Une reprise d'entités économiques autonomes encouragée

En application de l'article L.1224-1CT, en cas de transfert d'entreprise, les licenciements engagés par le cédant avant un transfert automatique des contrats de travail sont nuls (selon une jurisprudence constante).

 

La loi Travail avait créé une entorse à ce principe afin de faciliter la reprise d'entreprises dans les entreprises de plus de 1000 salariés. Dans ces entreprises, lorsqu'un plan de sauvegarde de l'emploi (PSE) comporte une reprise de site, le cédant peut procéder au licenciement des salariés non repris par le repreneur (article L.1233-61 CT). L'article 22 de l'ordonnance élargit cette possibilité à toute entreprise quel que soit son effectif.

 

Une poursuite des contrats de travail entre prestataires successifs précisée

L'article L.1224-3-2 CT, créé par la loi Travail, serait réécrit pour une meilleur lisibilité du texte, sans en modifier le principe (article 37) : " Lorsqu'un accord de branche étendu prévoit et organise la poursuite des contrats de travail en cas de succession d'entreprises dans l'exécution d'un marché, les salariés du nouveau prestataire ne peuvent invoquer utilement les différences de rémunération résultant d'avantages obtenus, avant le changement de prestataire, par les salariés dont les contrats de travail ont été poursuivis ".

 

Une juridiction prud'homale renforcée

Pour accélérer la procédure devant le conseil de prud'hommes (L.1454-2 CT), il est prévu de supprimer la possibilité pour le bureau de conciliation et d'orientation (BCO) de renvoyer l'affaire devant le même BCO en cas de partage.
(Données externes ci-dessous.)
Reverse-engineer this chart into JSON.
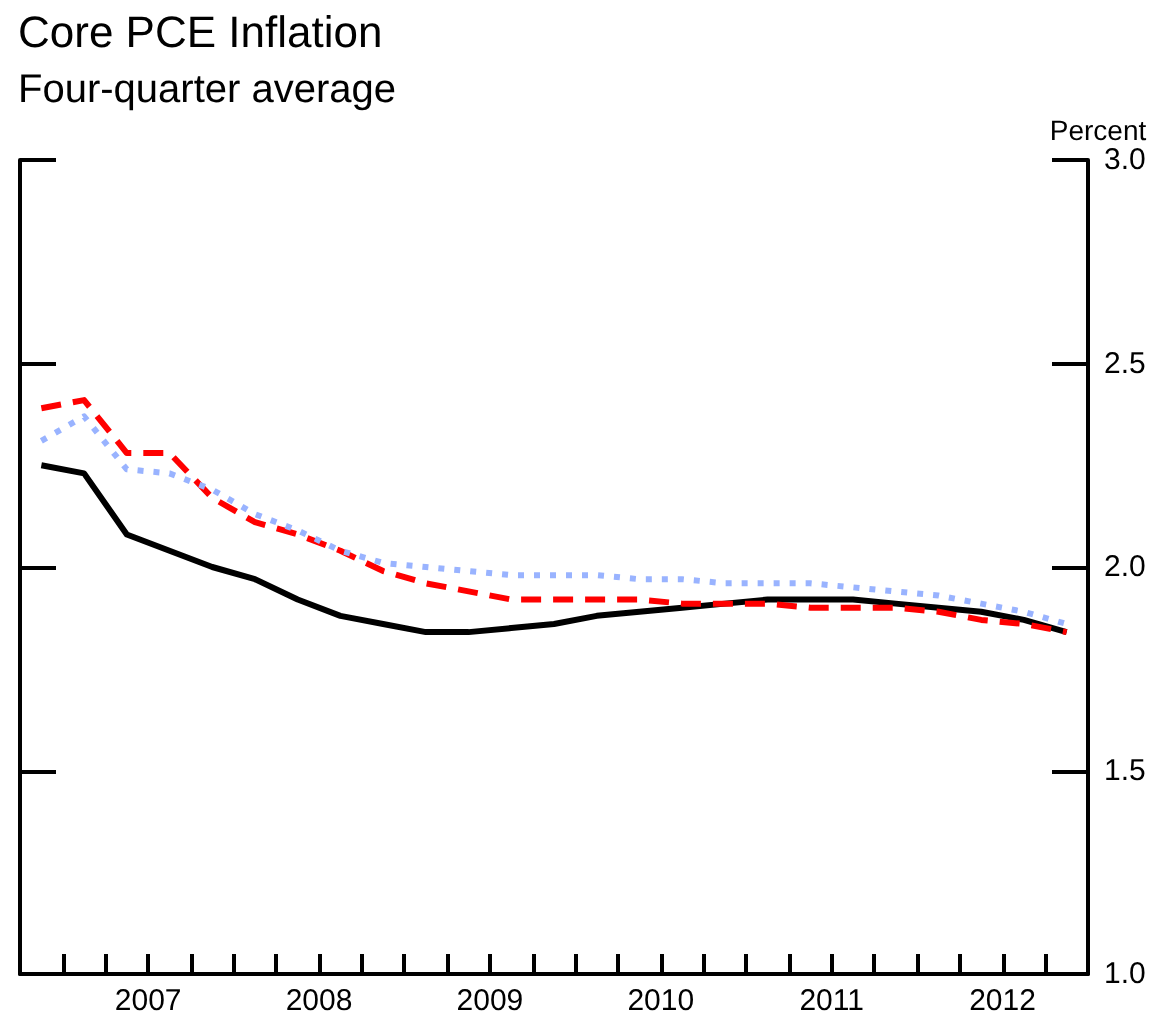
{
  "chart_data": {
    "type": "line",
    "title": "Core PCE Inflation",
    "subtitle": "Four-quarter average",
    "ylabel": "Percent",
    "x": [
      2006.875,
      2007.125,
      2007.375,
      2007.625,
      2007.875,
      2008.125,
      2008.375,
      2008.625,
      2008.875,
      2009.125,
      2009.375,
      2009.625,
      2009.875,
      2010.125,
      2010.375,
      2010.625,
      2010.875,
      2011.125,
      2011.375,
      2011.625,
      2011.875,
      2012.125,
      2012.375,
      2012.625,
      2012.875
    ],
    "series": [
      {
        "color": "#000000",
        "line_style": "solid",
        "values": [
          2.25,
          2.23,
          2.08,
          2.04,
          2.0,
          1.97,
          1.92,
          1.88,
          1.86,
          1.84,
          1.84,
          1.85,
          1.86,
          1.88,
          1.89,
          1.9,
          1.91,
          1.92,
          1.92,
          1.92,
          1.91,
          1.9,
          1.89,
          1.87,
          1.84
        ]
      },
      {
        "color": "#ff0000",
        "line_style": "dashed",
        "values": [
          2.39,
          2.41,
          2.28,
          2.28,
          2.17,
          2.11,
          2.08,
          2.04,
          1.99,
          1.96,
          1.94,
          1.92,
          1.92,
          1.92,
          1.92,
          1.91,
          1.91,
          1.91,
          1.9,
          1.9,
          1.9,
          1.89,
          1.87,
          1.86,
          1.84
        ]
      },
      {
        "color": "#99b3ff",
        "line_style": "dotted",
        "values": [
          2.31,
          2.37,
          2.24,
          2.23,
          2.19,
          2.13,
          2.09,
          2.04,
          2.01,
          2.0,
          1.99,
          1.98,
          1.98,
          1.98,
          1.97,
          1.97,
          1.96,
          1.96,
          1.96,
          1.95,
          1.94,
          1.93,
          1.91,
          1.89,
          1.86
        ]
      }
    ],
    "xlim": [
      2006.75,
      2013
    ],
    "xticks": [
      {
        "value": 2007,
        "label": null
      },
      {
        "value": 2007.25,
        "label": null
      },
      {
        "value": 2007.5,
        "label": "2007"
      },
      {
        "value": 2007.75,
        "label": null
      },
      {
        "value": 2008,
        "label": null
      },
      {
        "value": 2008.25,
        "label": null
      },
      {
        "value": 2008.5,
        "label": "2008"
      },
      {
        "value": 2008.75,
        "label": null
      },
      {
        "value": 2009,
        "label": null
      },
      {
        "value": 2009.25,
        "label": null
      },
      {
        "value": 2009.5,
        "label": "2009"
      },
      {
        "value": 2009.75,
        "label": null
      },
      {
        "value": 2010,
        "label": null
      },
      {
        "value": 2010.25,
        "label": null
      },
      {
        "value": 2010.5,
        "label": "2010"
      },
      {
        "value": 2010.75,
        "label": null
      },
      {
        "value": 2011,
        "label": null
      },
      {
        "value": 2011.25,
        "label": null
      },
      {
        "value": 2011.5,
        "label": "2011"
      },
      {
        "value": 2011.75,
        "label": null
      },
      {
        "value": 2012,
        "label": null
      },
      {
        "value": 2012.25,
        "label": null
      },
      {
        "value": 2012.5,
        "label": "2012"
      },
      {
        "value": 2012.75,
        "label": null
      }
    ],
    "ylim": [
      1.0,
      3.0
    ],
    "yticks": [
      {
        "value": 1.0,
        "label": "1.0"
      },
      {
        "value": 1.5,
        "label": "1.5"
      },
      {
        "value": 2.0,
        "label": "2.0"
      },
      {
        "value": 2.5,
        "label": "2.5"
      },
      {
        "value": 3.0,
        "label": "3.0"
      }
    ],
    "grid": false,
    "marker": "none"
  }
}
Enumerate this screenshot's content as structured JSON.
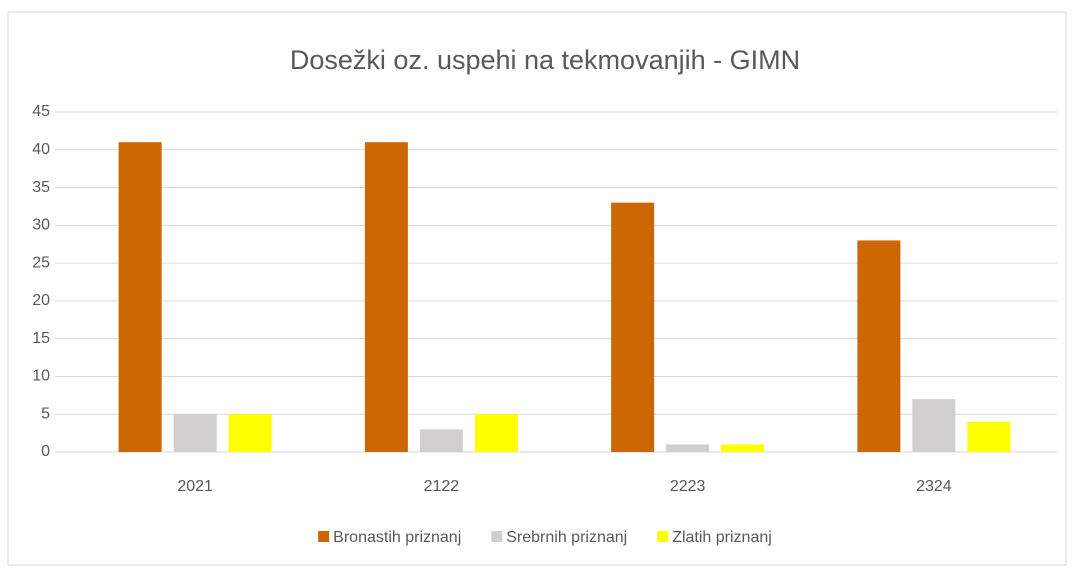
{
  "chart_data": {
    "type": "bar",
    "title": "Dosežki oz. uspehi na tekmovanjih - GIMN",
    "categories": [
      "2021",
      "2122",
      "2223",
      "2324"
    ],
    "series": [
      {
        "name": "Bronastih priznanj",
        "color": "#cc6600",
        "values": [
          41,
          41,
          33,
          28
        ]
      },
      {
        "name": "Srebrnih priznanj",
        "color": "#d0cece",
        "values": [
          5,
          3,
          1,
          7
        ]
      },
      {
        "name": "Zlatih priznanj",
        "color": "#ffff00",
        "values": [
          5,
          5,
          1,
          4
        ]
      }
    ],
    "ylim": [
      0,
      45
    ],
    "yticks": [
      0,
      5,
      10,
      15,
      20,
      25,
      30,
      35,
      40,
      45
    ],
    "grid": true,
    "legend": "bottom"
  }
}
Dans cette hypothèse, le BCO devrait renvoyer l'affaire devant le bureau de jugement présidé par le juge du TGI dans le ressort duquel est situé le siège du conseil de prud'hommes (article 38).

 

Une décision de justice doit être rendue par la juridiction de jugement composée d'au moins l'un des juges qui a siégé à l'audience et qui a participé au délibéré. Or au 1er janvier 2018, les nouveaux conseillers prud'hommes désignés succéderont aux anciens conseillers élus. Compte tenu des importants délais de délibéré dans les conseils de prud'hommes (CPH), de nombreuses affaires auront été jugées devant une ancienne formation du CPH, et devront ainsi donner lieu à des réouvertures des débats devant le CPH renouvelé. Le mandat des conseillers prud'hommes sortants serait ainsi prorogé jusqu'au 31 mars 2018 pour rendre les décisions relatives aux affaires débattues devant eux et pour lesquelles ils ont délibéré antérieurement durant leur mandat, à l'exclusion de toutes autres attributions liées au mandat d'un conseiller en exercice (article 39).

 

Il est également prévu de supprimer l'incompatibilité entre les mandats de conseiller prud'homme et ceux d'assesseur du tribunal des affaires de sécurité sociale et d'assesseur du tribunal du contentieux de l'incapacité (article 40). L'incompatibilité existante (prévue par l'article L.144-1 CSS), qui sera levée lorsque les juridictions sociales seront intégrées aux tribunaux de grande instance, en application des dispositions de l'article L. 218-4 du code de l'organisation judiciaire applicable à compter du 1er janvier 2019, constitue en effet actuellement un risque sérieux de démission des assesseurs qui souhaitent se voir désigner conseiller prud'homme à l'automne prochain. Enfin, l'article L. 1442-13-2 CT serait modifié : les membres de la Commission nationale de discipline ne seront plus désignés pour trois ans. Un décret en Conseil d'État fixerait la durée de leur mandat.